Décalages encore, immédiatement et constamment, dans les ruptures de montage et de rythme : scènes plus que brèves, comme les deux tentatives de suicide qui viennent d’être évoquées, avec ellipses, ou enchaînements sans liaison directe (parfois un passage au noir) : l’échec de la pendaison, hors champ, n’est signifié que par un bruit de choc, puis par Jean-Pierre Léaud à terre et quelque peu hébété ; le suicide au gaz par l’interruption d’un sifflement (les sons toujours, essentiels), puis par une évocation très rapide de la grève, via un crieur de journaux. Mais inversement d’autres scènes sont bien plus dilatées, pour jouer sur l’attente, sur une autre perception du temps, ou encore à des fins contemplatives, plans d’ensemble sur des images urbaines et bleutées du petit matin, ou plans rapprochés sur des personnages, sur des visages souvent fatigués, ou même inserts répétés sur divers objets, plus ou moins signifiants – une montre, une corde, un briquet, un marteau, un verrou, un néon …


Et il y a surtout la permanence de décors sinistres - murs lépreux, couverts de salpêtre, peintures pisseuses, palissades fragiles, façades écaillées, boutiques et cabinets médicaux misérables, bars borgnes et hôtels minables, équipements archaïques.

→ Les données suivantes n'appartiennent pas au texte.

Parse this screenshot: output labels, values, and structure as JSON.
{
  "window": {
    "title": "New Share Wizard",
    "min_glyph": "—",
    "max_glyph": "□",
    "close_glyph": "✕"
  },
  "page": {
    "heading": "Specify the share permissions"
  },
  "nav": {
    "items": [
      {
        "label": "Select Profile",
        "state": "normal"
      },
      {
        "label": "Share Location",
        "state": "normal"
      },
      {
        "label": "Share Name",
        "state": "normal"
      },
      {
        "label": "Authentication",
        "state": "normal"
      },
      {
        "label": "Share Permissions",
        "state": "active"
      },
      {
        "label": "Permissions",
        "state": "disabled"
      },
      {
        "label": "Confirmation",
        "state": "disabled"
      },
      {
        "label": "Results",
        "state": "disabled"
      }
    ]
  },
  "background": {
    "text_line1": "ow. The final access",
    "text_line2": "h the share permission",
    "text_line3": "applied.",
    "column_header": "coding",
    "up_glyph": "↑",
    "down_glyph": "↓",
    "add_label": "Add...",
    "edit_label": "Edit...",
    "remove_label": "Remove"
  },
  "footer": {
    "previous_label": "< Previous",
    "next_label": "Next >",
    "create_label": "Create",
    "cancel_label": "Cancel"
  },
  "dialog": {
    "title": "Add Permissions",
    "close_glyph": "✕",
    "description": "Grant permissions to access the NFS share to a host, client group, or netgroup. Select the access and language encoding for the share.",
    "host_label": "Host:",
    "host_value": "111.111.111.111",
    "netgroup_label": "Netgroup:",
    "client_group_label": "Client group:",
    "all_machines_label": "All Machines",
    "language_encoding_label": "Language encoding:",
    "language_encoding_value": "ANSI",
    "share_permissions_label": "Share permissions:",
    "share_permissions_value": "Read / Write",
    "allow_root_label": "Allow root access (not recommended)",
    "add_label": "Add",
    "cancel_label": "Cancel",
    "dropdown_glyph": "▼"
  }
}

On atteint des sommets à l’instant où le personnage principal se rend au « siège » de la mafia locale. Le chauffeur de taxi l’a abandonné, zone trop dangereuse, ou plutôt encore plus sale que dangereuse. Le bar et le bureau des hommes d’affaires sont tout aussi minables (et dans une seconde séquence, essentielle pour la progression du récit, surprenante, dérisoire aussi et lapidaire, le décor deviendra vraiment ruiniforme) ; le couple de truands, les porte-flingue de la mafia mythique (les traits de l’un constituant une manière de synthèse improbable entre les visages de Steve Buscemi et de Benjamain Biolay) a tout des pieds-nickelés, et une seconde séquence où on les découvrira « à l’œuvre » ne fera que confirmer ce constat assez consternant. Décalages …


La ville de Kaurismaki relève de la fiction – voire de la science-fiction.


Il y a mieux. Tous les personnages, ou presque, sont à l’image des décors - vieux, usés, très las, des employés au chauffeur de taxi, du réceptionniste de l’hôtel au médecin marron, jusqu’au tueur lui-même (mais qui n’en demeure pas moins plus qu’inquiétant), et jusqu’à l’apparition presque finale, parfaitement inattendue de Serge Reggiani. Ils sont sales aussi, mais Jean-Pierre Léaud, jusqu’au bout, conservera son costume, certes froissé et fripé, et sa cravate. Le temps n’était pas encore venu de ses cheveux longs en mode Sitting Bull.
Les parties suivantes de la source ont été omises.